Tabulated results are shown in Figure 4. Overall, the number of antigen-specific T cells secreting IFN-γ correlated with total number of seeded PBMCs from CMV-seropositive donor samples. For wells seeded with 50,000 PBMCs, a 60-fold difference in the number of spots was observed when comparing CMV-seropositive and CMV-seronegative samples (66 ± 13 spots vs. 1 ± 1 spots for CMV-seropositive and CMV-seronegative samples, respectively – Figure 4B).
Figure 4. A) Quantitation of ELISpot results. B) Direct comparison of spot counts from wells seeded with 50,000 PBMCs. While donor-to-donor variability was observed, PBMCs from CMV-seropositive donors exhibited significant increases (p < 0.01) in the number of spots observed upon CMV peptide stimulation when compared to PBMCs from CMV-seronegative donors.

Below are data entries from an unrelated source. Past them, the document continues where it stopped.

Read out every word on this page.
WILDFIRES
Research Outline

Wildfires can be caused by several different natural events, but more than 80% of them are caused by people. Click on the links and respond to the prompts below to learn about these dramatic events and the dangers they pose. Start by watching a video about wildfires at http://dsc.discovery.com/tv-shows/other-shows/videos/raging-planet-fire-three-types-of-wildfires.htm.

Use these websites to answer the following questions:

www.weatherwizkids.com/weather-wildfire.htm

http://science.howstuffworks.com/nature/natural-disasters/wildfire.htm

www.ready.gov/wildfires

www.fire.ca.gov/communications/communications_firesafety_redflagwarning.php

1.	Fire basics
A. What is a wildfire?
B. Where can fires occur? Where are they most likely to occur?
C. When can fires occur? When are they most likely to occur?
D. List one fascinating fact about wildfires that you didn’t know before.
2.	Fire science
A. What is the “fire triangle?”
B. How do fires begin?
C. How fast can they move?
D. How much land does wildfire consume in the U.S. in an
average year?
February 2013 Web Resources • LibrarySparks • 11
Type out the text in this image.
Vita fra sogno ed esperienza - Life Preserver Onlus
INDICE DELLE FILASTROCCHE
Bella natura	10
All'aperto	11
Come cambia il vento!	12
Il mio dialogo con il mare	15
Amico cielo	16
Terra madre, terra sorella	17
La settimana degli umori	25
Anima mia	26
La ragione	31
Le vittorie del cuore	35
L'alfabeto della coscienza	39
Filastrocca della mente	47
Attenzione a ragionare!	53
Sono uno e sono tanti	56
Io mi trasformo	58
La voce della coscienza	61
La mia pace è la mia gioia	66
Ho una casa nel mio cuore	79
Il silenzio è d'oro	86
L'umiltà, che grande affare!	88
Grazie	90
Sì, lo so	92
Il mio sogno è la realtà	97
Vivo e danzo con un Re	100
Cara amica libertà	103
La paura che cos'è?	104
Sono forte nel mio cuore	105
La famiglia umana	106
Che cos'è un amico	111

An ELISpot assay was used to evaluate cytokine production by PBMCs from CMV-seropositive and CMV-seronegative donors stimulated with a CMV peptide pool at the single-cell level. Significant differences in IFN-γ spot formation were observed between the two populations, where previous donor exposure to cytomegalovirus correlated to an increased number in CMV antigen-specific T cells. This ELISpot assay used a MultiScreen® HTS-IP filter plate with a PVDF membrane for cellular discrimination and visualization. Data showed uniform distributions of well-defined spots and a linear relationship of spots to seeded cell numbers, suggesting strong membrane binding properties, excellent optical properties, and a robust assay. The ELISpot assay was user-friendly and offers the potential for greater throughput by virtue of its automatable, microplate-based format.